Does the customer really need a $400 dollar system to do V,W,X,Y,Z in a market space where competition sells $430 dollar systems that do X,Y,Z?
“But ours is shinier, faster, cooler and does waaaay more!!!”
Maybe, but what if your product was still cool because it does X and Y unbelievably well (but it doesn’t have V, W and Z) , and oh, you can make the same, or greater, percentage margin, and sell it for $90?
Time to Passéjineer™.
(Origins: Passé + Engineer = No longer fashionable or in wide use, out-of-date, outmoded + To design, arrange, or create, by skillful or artful means)

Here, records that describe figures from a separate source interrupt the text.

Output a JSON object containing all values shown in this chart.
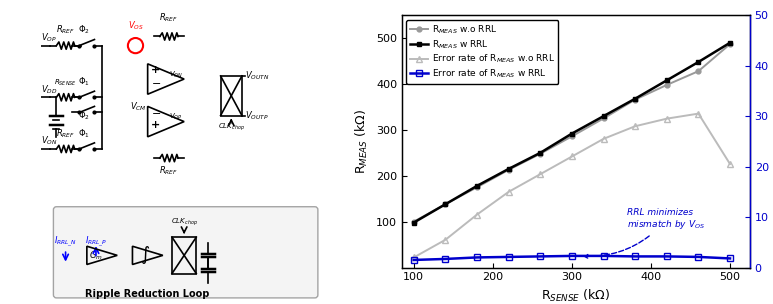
{
  "r_sense": [
    100,
    140,
    180,
    220,
    260,
    300,
    340,
    380,
    420,
    460,
    500
  ],
  "r_meas_w_rrl": [
    98,
    138,
    178,
    215,
    250,
    292,
    330,
    368,
    408,
    448,
    490
  ],
  "r_meas_wo_rrl": [
    100,
    138,
    175,
    213,
    248,
    286,
    325,
    366,
    398,
    428,
    487
  ],
  "error_w_rrl": [
    1.5,
    1.7,
    2.0,
    2.1,
    2.2,
    2.3,
    2.3,
    2.2,
    2.2,
    2.1,
    1.8
  ],
  "error_wo_rrl": [
    2.0,
    5.5,
    10.5,
    15.0,
    18.5,
    22.0,
    25.5,
    28.0,
    29.5,
    30.5,
    20.5
  ],
  "xlabel": "R$_{SENSE}$ (kΩ)",
  "ylabel_left": "R$_{MEAS}$ (kΩ)",
  "ylabel_right": "Error rate (%)",
  "legend_entries": [
    "R$_{MEAS}$ w.o RRL",
    "R$_{MEAS}$ w RRL",
    "Error rate of R$_{MEAS}$ w.o RRL",
    "Error rate of R$_{MEAS}$ w RRL"
  ],
  "annotation_text": "RRL minimizes\nmismatch by V$_{OS}$",
  "xlim": [
    85,
    525
  ],
  "ylim_left": [
    0,
    550
  ],
  "ylim_right": [
    0,
    50
  ],
  "xticks": [
    100,
    200,
    300,
    400,
    500
  ],
  "yticks_left": [
    100,
    200,
    300,
    400,
    500
  ],
  "yticks_right": [
    0,
    10,
    20,
    30,
    40,
    50
  ],
  "color_black": "#000000",
  "color_gray": "#999999",
  "color_gray_light": "#cccccc",
  "color_blue": "#0000cc",
  "color_red": "#cc0000",
  "background_color": "#ffffff"
}
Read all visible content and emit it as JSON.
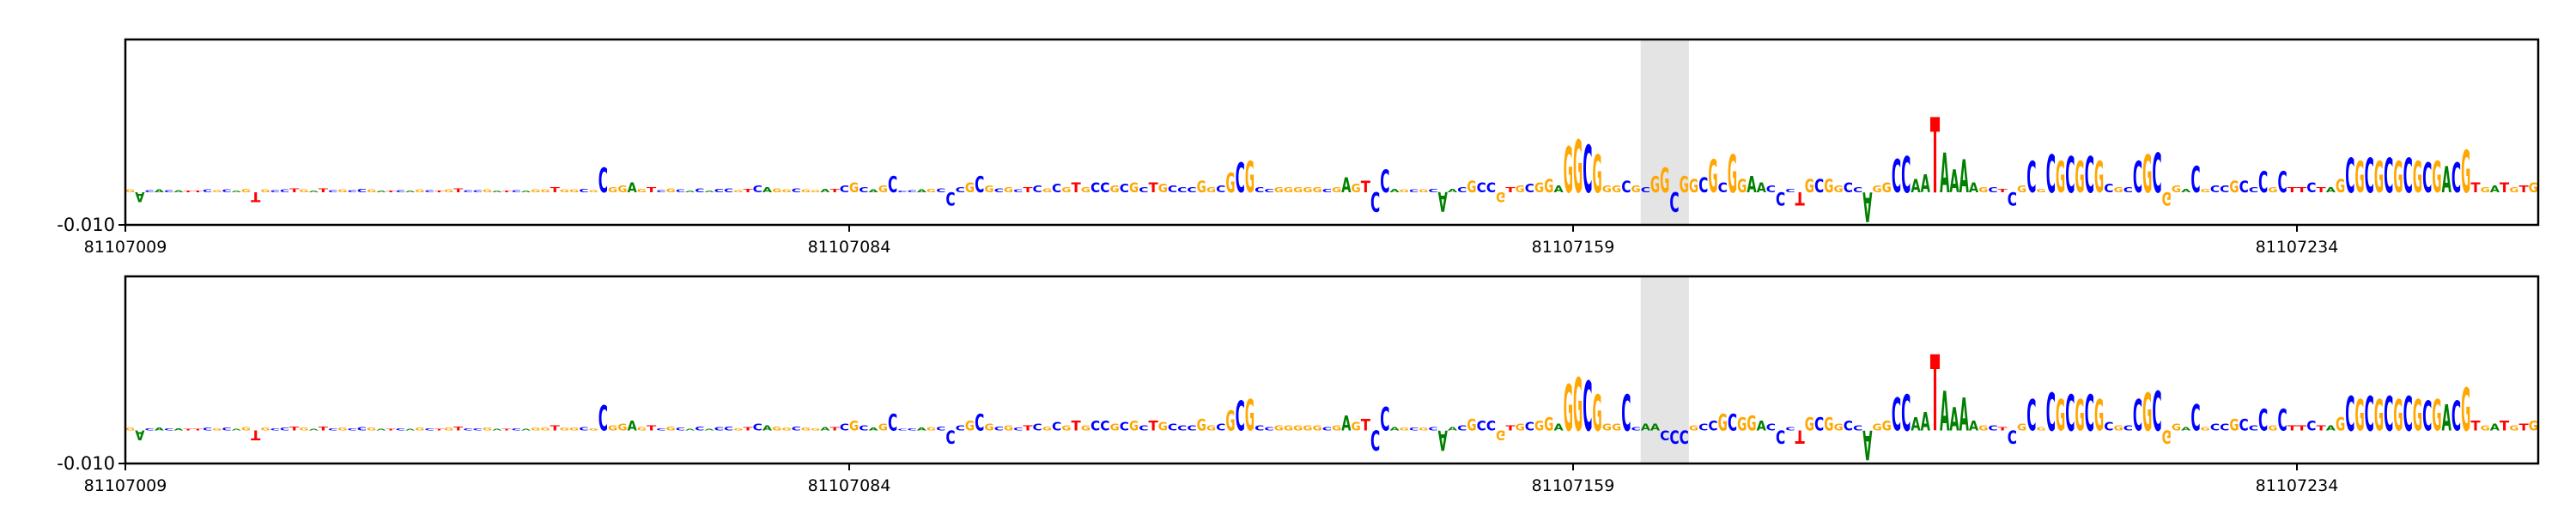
{
  "chart_data": [
    {
      "type": "logo",
      "letters": "GACACATTCGCAGTGCCTGATCGCCGATCAGCTGTCCGATCAGGTGGCGCGGAGTCGCACACCGTCAGGCGGATCGCAGCCCAGCCCGCGCGCTCGCGTGCCGCGCTGCCCGGCGCGCCGGGGGCGAGTCCAGCGCAACGCCGTGCGGAGGCGGGCGCGGCGGCGCGGAACCCTGCGGCCAGGCCAATAAAAGCTCGCGCGCGCGCGCCGCGGACGCCGCCCGCTTCTAGCGCGCGCGCGACGTGATGTG",
      "values": [
        0.0008,
        -0.003,
        0.0006,
        0.0008,
        0.0006,
        0.0006,
        0.0005,
        0.0005,
        0.0008,
        0.0006,
        0.0008,
        0.0005,
        0.001,
        -0.003,
        0.0008,
        0.0006,
        0.0008,
        0.0012,
        0.0008,
        0.0005,
        0.0012,
        0.0006,
        0.0008,
        0.0006,
        0.001,
        0.0008,
        0.0005,
        0.0005,
        0.0006,
        0.0005,
        0.0008,
        0.0006,
        0.0005,
        0.0008,
        0.0012,
        0.0006,
        0.0006,
        0.0008,
        0.0005,
        0.0005,
        0.0006,
        0.0005,
        0.0008,
        0.0008,
        0.0015,
        0.0008,
        0.0008,
        0.001,
        0.0006,
        0.0075,
        0.0015,
        0.002,
        0.003,
        0.001,
        0.0015,
        0.0006,
        0.0012,
        0.0008,
        0.0005,
        0.0012,
        0.0005,
        0.001,
        0.0012,
        0.0006,
        0.001,
        0.002,
        0.0015,
        0.0012,
        0.0008,
        0.0012,
        0.0008,
        0.0006,
        0.001,
        0.001,
        0.002,
        0.003,
        0.0015,
        0.0008,
        0.002,
        0.005,
        0.0005,
        0.0006,
        0.0008,
        0.001,
        0.0012,
        -0.004,
        0.0015,
        0.003,
        0.005,
        0.002,
        0.0012,
        0.0015,
        0.0008,
        0.0015,
        0.002,
        0.0012,
        0.0025,
        0.0015,
        0.003,
        0.0015,
        0.003,
        0.003,
        0.002,
        0.0025,
        0.003,
        0.0015,
        0.003,
        0.0025,
        0.002,
        0.0015,
        0.0015,
        0.0035,
        0.0015,
        0.002,
        0.006,
        0.009,
        0.0095,
        0.0015,
        0.001,
        0.0015,
        0.0015,
        0.0015,
        0.0015,
        0.0015,
        0.001,
        0.0015,
        0.0045,
        0.0025,
        0.0035,
        -0.006,
        0.007,
        0.001,
        0.0008,
        0.0008,
        0.0008,
        0.001,
        -0.006,
        0.001,
        0.0015,
        0.0035,
        0.003,
        0.003,
        -0.003,
        0.0015,
        0.002,
        0.0025,
        0.003,
        0.004,
        0.002,
        0.014,
        0.016,
        0.0145,
        0.0115,
        0.002,
        0.002,
        0.0035,
        0.002,
        0.0015,
        0.005,
        0.0075,
        -0.006,
        0.005,
        0.004,
        0.0045,
        0.01,
        0.003,
        0.0115,
        0.004,
        0.005,
        0.003,
        0.002,
        -0.004,
        0.001,
        -0.004,
        0.004,
        0.004,
        0.004,
        0.002,
        0.003,
        0.0015,
        -0.009,
        0.002,
        0.003,
        0.01,
        0.011,
        0.004,
        0.0055,
        0.023,
        0.012,
        0.007,
        0.01,
        0.003,
        0.0015,
        0.0015,
        0.001,
        -0.004,
        0.002,
        0.0095,
        0.001,
        0.0115,
        0.0095,
        0.011,
        0.0095,
        0.011,
        0.0095,
        0.0025,
        0.0015,
        0.0015,
        0.0095,
        0.0115,
        0.012,
        -0.004,
        0.002,
        0.001,
        0.008,
        0.001,
        0.002,
        0.002,
        0.0035,
        0.0035,
        0.0015,
        0.0065,
        0.0015,
        0.0065,
        0.0015,
        0.0015,
        0.003,
        0.0015,
        0.0015,
        0.004,
        0.0105,
        0.0095,
        0.0105,
        0.0095,
        0.0105,
        0.0095,
        0.0105,
        0.0095,
        0.009,
        0.0095,
        0.008,
        0.009,
        0.013,
        0.003,
        0.0015,
        0.002,
        0.003,
        0.0015,
        0.002,
        0.003
      ],
      "start": 81107009,
      "xlim": [
        81107009,
        81107259
      ],
      "xticks": [
        81107009,
        81107084,
        81107159,
        81107234
      ],
      "ylim": [
        -0.01,
        0.0465
      ],
      "yticks": [
        {
          "value": -0.01,
          "label": "-0.010"
        }
      ],
      "highlight": [
        81107166,
        81107171
      ],
      "colors": {
        "A": "#008000",
        "C": "#0000ff",
        "G": "#ffa600",
        "T": "#ff0000"
      }
    },
    {
      "type": "logo",
      "letters": "GACACATTCGCAGTGCCTGATCGCCGATCAGCTGTCCGATCAGGTGGCGCGGAGTCGCACACCGTCAGGCGGATCGCAGCCCAGCCCGCGCGCTCGCGTGCCGCGCTGCCCGGCGCGCCGGGGGCGAGTCCAGCGCAACGCCGTGCGGAGGCGGGCCAACCCGCCGCGGACCCTGCGGCCAGGCCAATAAAAGCTCGCGCGCGCGCGCCGCGGACGCCGCCCGCTTCTAGCGCGCGCGCGACGTGATGTG",
      "values": [
        0.0008,
        -0.003,
        0.0006,
        0.0008,
        0.0006,
        0.0006,
        0.0005,
        0.0005,
        0.0008,
        0.0006,
        0.0008,
        0.0005,
        0.001,
        -0.003,
        0.0008,
        0.0006,
        0.0008,
        0.0012,
        0.0008,
        0.0005,
        0.0012,
        0.0006,
        0.0008,
        0.0006,
        0.001,
        0.0008,
        0.0005,
        0.0005,
        0.0006,
        0.0005,
        0.0008,
        0.0006,
        0.0005,
        0.0008,
        0.0012,
        0.0006,
        0.0006,
        0.0008,
        0.0005,
        0.0005,
        0.0006,
        0.0005,
        0.0008,
        0.0008,
        0.0015,
        0.0008,
        0.0008,
        0.001,
        0.0006,
        0.0075,
        0.0015,
        0.002,
        0.003,
        0.001,
        0.0015,
        0.0006,
        0.0012,
        0.0008,
        0.0005,
        0.0012,
        0.0005,
        0.001,
        0.0012,
        0.0006,
        0.001,
        0.002,
        0.0015,
        0.0012,
        0.0008,
        0.0012,
        0.0008,
        0.0006,
        0.001,
        0.001,
        0.002,
        0.003,
        0.0015,
        0.0008,
        0.002,
        0.005,
        0.0005,
        0.0006,
        0.0008,
        0.001,
        0.0012,
        -0.004,
        0.0015,
        0.003,
        0.005,
        0.002,
        0.0012,
        0.0015,
        0.0008,
        0.0015,
        0.002,
        0.0012,
        0.0025,
        0.0015,
        0.003,
        0.0015,
        0.003,
        0.003,
        0.002,
        0.0025,
        0.003,
        0.0015,
        0.003,
        0.0025,
        0.002,
        0.0015,
        0.0015,
        0.0035,
        0.0015,
        0.002,
        0.006,
        0.009,
        0.0095,
        0.0015,
        0.001,
        0.0015,
        0.0015,
        0.0015,
        0.0015,
        0.0015,
        0.001,
        0.0015,
        0.0045,
        0.0025,
        0.0035,
        -0.006,
        0.007,
        0.001,
        0.0008,
        0.0008,
        0.0008,
        0.001,
        -0.006,
        0.001,
        0.0015,
        0.0035,
        0.003,
        0.003,
        -0.003,
        0.0015,
        0.002,
        0.0025,
        0.003,
        0.004,
        0.002,
        0.014,
        0.016,
        0.015,
        0.011,
        0.002,
        0.002,
        0.011,
        0.001,
        0.002,
        0.002,
        -0.003,
        -0.004,
        -0.004,
        0.0015,
        0.002,
        0.003,
        0.005,
        0.005,
        0.004,
        0.0045,
        0.003,
        0.002,
        -0.004,
        0.001,
        -0.004,
        0.004,
        0.004,
        0.004,
        0.002,
        0.003,
        0.0015,
        -0.009,
        0.002,
        0.003,
        0.01,
        0.011,
        0.004,
        0.0055,
        0.023,
        0.012,
        0.007,
        0.01,
        0.003,
        0.0015,
        0.0015,
        0.001,
        -0.004,
        0.002,
        0.0095,
        0.001,
        0.0115,
        0.0095,
        0.011,
        0.0095,
        0.011,
        0.0095,
        0.0025,
        0.0015,
        0.0015,
        0.0095,
        0.0115,
        0.012,
        -0.004,
        0.002,
        0.001,
        0.008,
        0.001,
        0.002,
        0.002,
        0.0035,
        0.0035,
        0.0015,
        0.0065,
        0.0015,
        0.0065,
        0.0015,
        0.0015,
        0.003,
        0.0015,
        0.0015,
        0.004,
        0.0105,
        0.0095,
        0.0105,
        0.0095,
        0.0105,
        0.0095,
        0.0105,
        0.0095,
        0.009,
        0.0095,
        0.008,
        0.009,
        0.013,
        0.003,
        0.0015,
        0.002,
        0.003,
        0.0015,
        0.002,
        0.003
      ],
      "start": 81107009,
      "xlim": [
        81107009,
        81107259
      ],
      "xticks": [
        81107009,
        81107084,
        81107159,
        81107234
      ],
      "ylim": [
        -0.01,
        0.0465
      ],
      "yticks": [
        {
          "value": -0.01,
          "label": "-0.010"
        }
      ],
      "highlight": [
        81107166,
        81107171
      ],
      "colors": {
        "A": "#008000",
        "C": "#0000ff",
        "G": "#ffa600",
        "T": "#ff0000"
      }
    }
  ]
}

Passéjineering is the process of understanding customer needs and then using the passé – older technologies, expired patents, older or simpler design paradigms, simple mechanical/electrical systems – to do the jobs that the customer needs done.
The goal is to strip the product down, redesign the supertech so that it does what is essential; passéjineer it so it does the few indispensible things exquisitely well and for a fraction of the cost. In short, passéjineering is an exercise in the synthesis of new product offerings with simpler/older technology and essential customer needs.
It’s important to remember that ultimately, it’s the customer’s needs that drive this process.
A perfect example of this is The Laundry Pod. Someone who is single, living in an apartment and does small batches of laundry doesn’t really need a $500 washing machine. The Laundry Pod fills a niche wonderfully, without the use of high technology and for less than a quarter of the costs.
Innovations are built on what has come before. The tendency is usually to use the most recent rung in the ladder. But, if you are willing to take a step back to those older rungs that haven’t been visited in quite some time, you might find yourself disrupting the market – passéjineering your way to profits.